Agenda item

0-5 Integrated Services Contract - Key Decision

Report of Assistant Chief Executive, Director of Commissioning and Procurement, Director of Public Health and Director of Children’s Integrated Services

 

Minutes:

Chris Wallbanks, Strategic Commissioning Manager presented a report on the 0-5 Integrated Services Contract highlighting the following points:

 

(a)  The Council has a statutory responsibility to commission a range of public health services that protect and improve the health of the citizens and in 2015 the commissioning responsibilities for the 0-5 children’s public health services transferred to the local authority. Since this time the Council has been  working towards integrating these services with existing children’s delivery teams, removing boundaries and working holistically in order to help children get the best start in life;

 

(b)  Integration will improve the experience for children and for families offering services from pregnancy through to age 5 and will be influenced by practitioners and the needs of the families. It will also provide an opportunity to reduce duplication, increase flexibility and enable resources to be used more effectively;

 

(c)  a strategic commissioning review took place of all existing universal and preventative services jointly with the Nottingham CCG who commission the midwifery service. It is now possible to consider how collective services could be more closely aligned. It has also provided  a clear context for integration and provided an opportunity to design new pathways of support based on best practice.

 

(d)  Savings of 10% over three years have been identified through integration.

 

RESOLVED to:

 

(1)  Approve the integration of the existing public health contracts listed in the exempt appendix 1 and procure an organisation to deliver the integrated specification working in partnership with our internal Early Health Service with a view to potentially formalising the integrations through a contractual joint venture agreement. The details of this agreement, including any services in scope will be bought to committee to approve at a later date, following the appointment of the provider organisation;

 

(2)  Approve the budget to support the contractual value set out in exempt appendix 1. If the contractual values are over and above current indicative values a separate report will be presented for approval;

 

(3)  Delegate authority to the Director of Public Health in consultation with the Portfolio Holder for Adults and Health and Portfolio Holder for Early years to approve the outcome of the tender process and award the contract for 5 years, plus 2 years potential extension , plus a further 2 years potential 2 years extension (5+2+2).

 

Reasons for decision

 

Working to establish this integration of services will allow the existing provider to develop an innovative and flexible approach to delivering existing services, without historical boundaries or service divisions and be more responsive to  the needs of children and their families. 

 

The proposed integration of six public health contracts and their current value will reduce by a further 10% over the next three years, delivered through amalgamation and a competitive tendering process.

 

Local and national feedback has shown that families become frustrated having to give the same information to separate services and giving families numerous points of contact this leads to reduced the likelihood of effective engagement and duplication of work/information recording. Integration would ensure that all practitioners are working towards the same goals for families. This could not be realised through procuring separate services.

 

There will be increased opportunities for data sharing and planning around the family and the flexible approach allows resources to be used more effectively.

 

Long term benefits are expected of formal integration arrangement, these include: 

·  A single line managing structure to release capacity and resources

·  Use of one data collection system to facilitate data sharing and planning across different teams.

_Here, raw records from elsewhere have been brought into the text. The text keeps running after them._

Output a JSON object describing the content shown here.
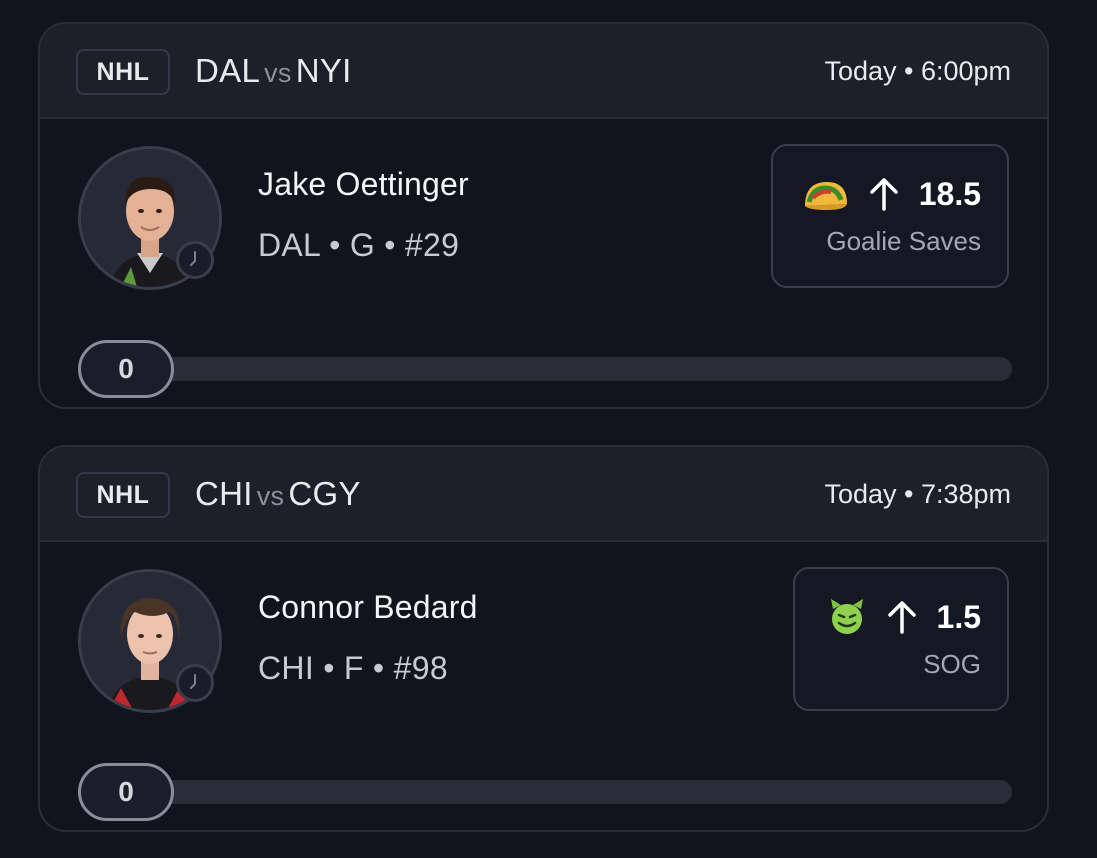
{
  "cards": [
    {
      "league": "NHL",
      "home_team": "DAL",
      "vs": "vs",
      "away_team": "NYI",
      "time": "Today • 6:00pm",
      "player_name": "Jake Oettinger",
      "player_info": "DAL • G • #29",
      "prop_emoji": "taco-icon",
      "direction": "up-arrow-icon",
      "line": "18.5",
      "stat": "Goalie Saves",
      "progress_value": "0",
      "progress_fraction": 0
    },
    {
      "league": "NHL",
      "home_team": "CHI",
      "vs": "vs",
      "away_team": "CGY",
      "time": "Today • 7:38pm",
      "player_name": "Connor Bedard",
      "player_info": "CHI • F • #98",
      "prop_emoji": "green-devil-icon",
      "direction": "up-arrow-icon",
      "line": "1.5",
      "stat": "SOG",
      "progress_value": "0",
      "progress_fraction": 0
    }
  ],
  "colors": {
    "background": "#11141d",
    "header": "#1d1f29",
    "border": "#2b2e39",
    "track": "#2a2d38"
  }
}
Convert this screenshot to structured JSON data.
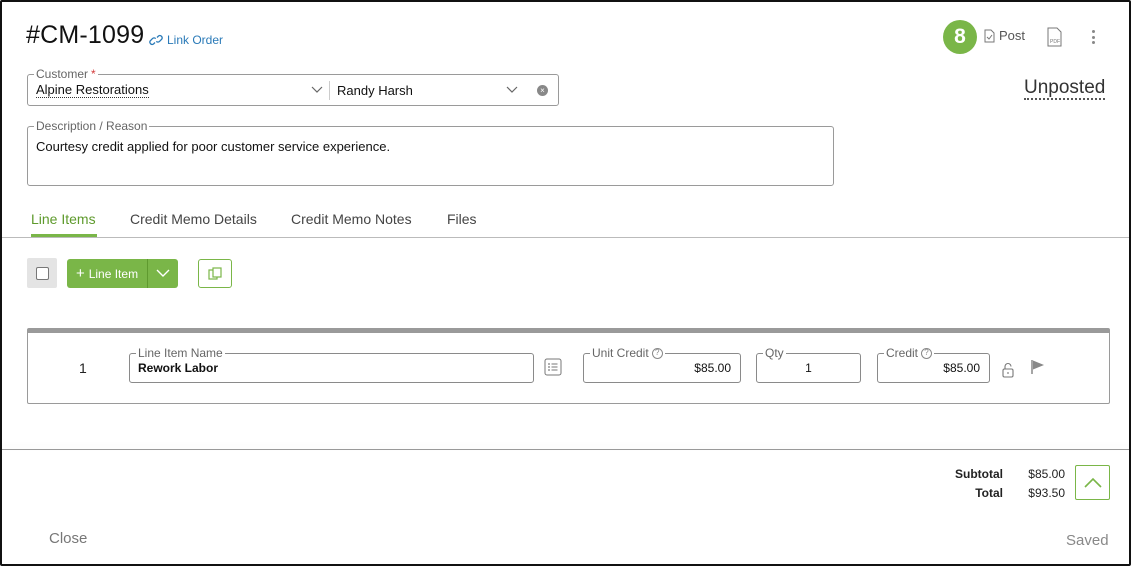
{
  "header": {
    "title": "#CM-1099",
    "link_order_label": "Link Order",
    "badge_count": "8",
    "post_label": "Post",
    "status": "Unposted"
  },
  "customer": {
    "label": "Customer",
    "required_mark": "*",
    "name": "Alpine Restorations",
    "contact": "Randy Harsh"
  },
  "description": {
    "label": "Description / Reason",
    "value": "Courtesy credit applied for poor customer service experience."
  },
  "tabs": [
    {
      "label": "Line Items"
    },
    {
      "label": "Credit Memo Details"
    },
    {
      "label": "Credit Memo Notes"
    },
    {
      "label": "Files"
    }
  ],
  "toolbar": {
    "add_line_label": "Line Item"
  },
  "line_items": [
    {
      "number": "1",
      "name_label": "Line Item Name",
      "name": "Rework Labor",
      "unit_credit_label": "Unit Credit",
      "unit_credit": "$85.00",
      "qty_label": "Qty",
      "qty": "1",
      "credit_label": "Credit",
      "credit": "$85.00"
    }
  ],
  "totals": {
    "subtotal_label": "Subtotal",
    "subtotal": "$85.00",
    "total_label": "Total",
    "total": "$93.50"
  },
  "footer": {
    "close_label": "Close",
    "saved_label": "Saved"
  },
  "colors": {
    "accent": "#7ab648",
    "link": "#2a7ab8",
    "required": "#d43c3c"
  }
}
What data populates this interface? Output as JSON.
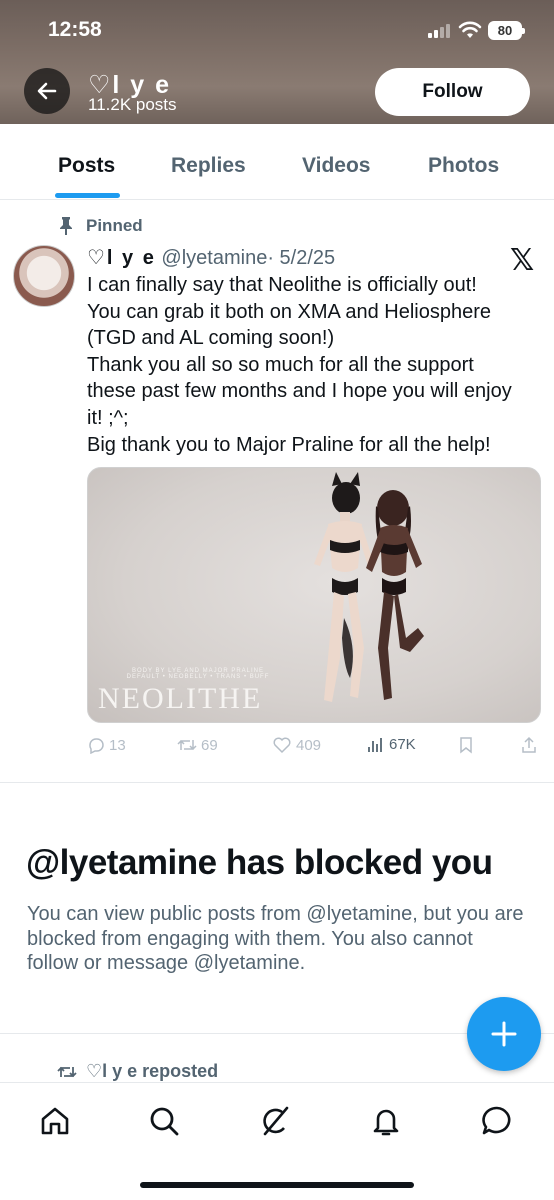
{
  "status_bar": {
    "time": "12:58",
    "battery": "80"
  },
  "header": {
    "name": "♡l y e",
    "post_count": "11.2K posts",
    "follow_label": "Follow"
  },
  "tabs": [
    {
      "label": "Posts",
      "active": true
    },
    {
      "label": "Replies",
      "active": false
    },
    {
      "label": "Videos",
      "active": false
    },
    {
      "label": "Photos",
      "active": false
    }
  ],
  "pinned_post": {
    "pinned_label": "Pinned",
    "author_name": "♡l y e",
    "handle": "@lyetamine",
    "date": "· 5/2/25",
    "text_lines": [
      "I can finally say that Neolithe is officially out!",
      "You can grab it both on XMA and Heliosphere",
      "(TGD and AL coming soon!)",
      "Thank you all so so much for all the support",
      "these past few months and I hope you will enjoy",
      "it! ;^;",
      "Big thank you to Major Praline for all the help!"
    ],
    "media": {
      "subtitle_line1": "BODY BY LYE AND MAJOR PRALINE",
      "subtitle_line2": "DEFAULT • NEOBELLY • TRANS • BUFF",
      "title": "NEOLITHE"
    },
    "stats": {
      "replies": "13",
      "reposts": "69",
      "likes": "409",
      "views": "67K"
    }
  },
  "blocked": {
    "title": "@lyetamine has blocked you",
    "body": "You can view public posts from @lyetamine, but you are blocked from engaging with them. You also cannot follow or message @lyetamine."
  },
  "repost_notice": "♡l y e reposted",
  "colors": {
    "accent": "#1d9bf0",
    "text_primary": "#0f1419",
    "text_secondary": "#536471"
  },
  "icons": {
    "back": "arrow-left-icon",
    "pin": "pin-icon",
    "x": "x-logo-icon",
    "reply": "reply-icon",
    "repost": "repost-icon",
    "like": "heart-icon",
    "views": "views-icon",
    "bookmark": "bookmark-icon",
    "share": "share-icon",
    "compose": "plus-icon",
    "nav": [
      "home-icon",
      "search-icon",
      "grok-icon",
      "bell-icon",
      "messages-icon"
    ]
  }
}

·  Pooling budgets to enable a more flexible approach

·  Sharing premises to promote co-location and potentially reducing costs

·  Undertaking skill-mix approach across the workforce to enable a more streamlined service with less duplication for families. This would mean one health worker working with a family from birth to aged 19 rather than transitions to different workers throughout that period.

 

Other options considered

 

Existing contracts are due to expire in March 2018 which would leave the Council in a position where it could not provide the statutory services it is require to leaving it open to challenge, and as such the option of doing nothing was rejected.

 

The 6 individual contracts could be re-procured independently, although this was rejected as it would maintain divisions between services which complicate the lives of families and their children. National feedback, supported by local feedback, showed that families became frustrated having to give the same information to a number of different services.  For this reason this option was rejected.

 

Another alternative option considered was to insource the children’s public health services. Due to potential risks relating to recruitment of staff and transfer of existing health staff to NCC terms and conditions this option was rejected. It would risk making recruitment to vacancies extremely problematic, and would risk unfair pay claims from staff.

 

Outsourcing the Early Help Teams was another alternative considered. There are a number of benefits to this option, but they are outweighed by the key risks relating to protecting existing staff. Stakeholders agreed that this option may be considered in the future if a trial period of integration proves to be effective and if contractual agreement protecting staff can be put into place. However at present this option has been rejected.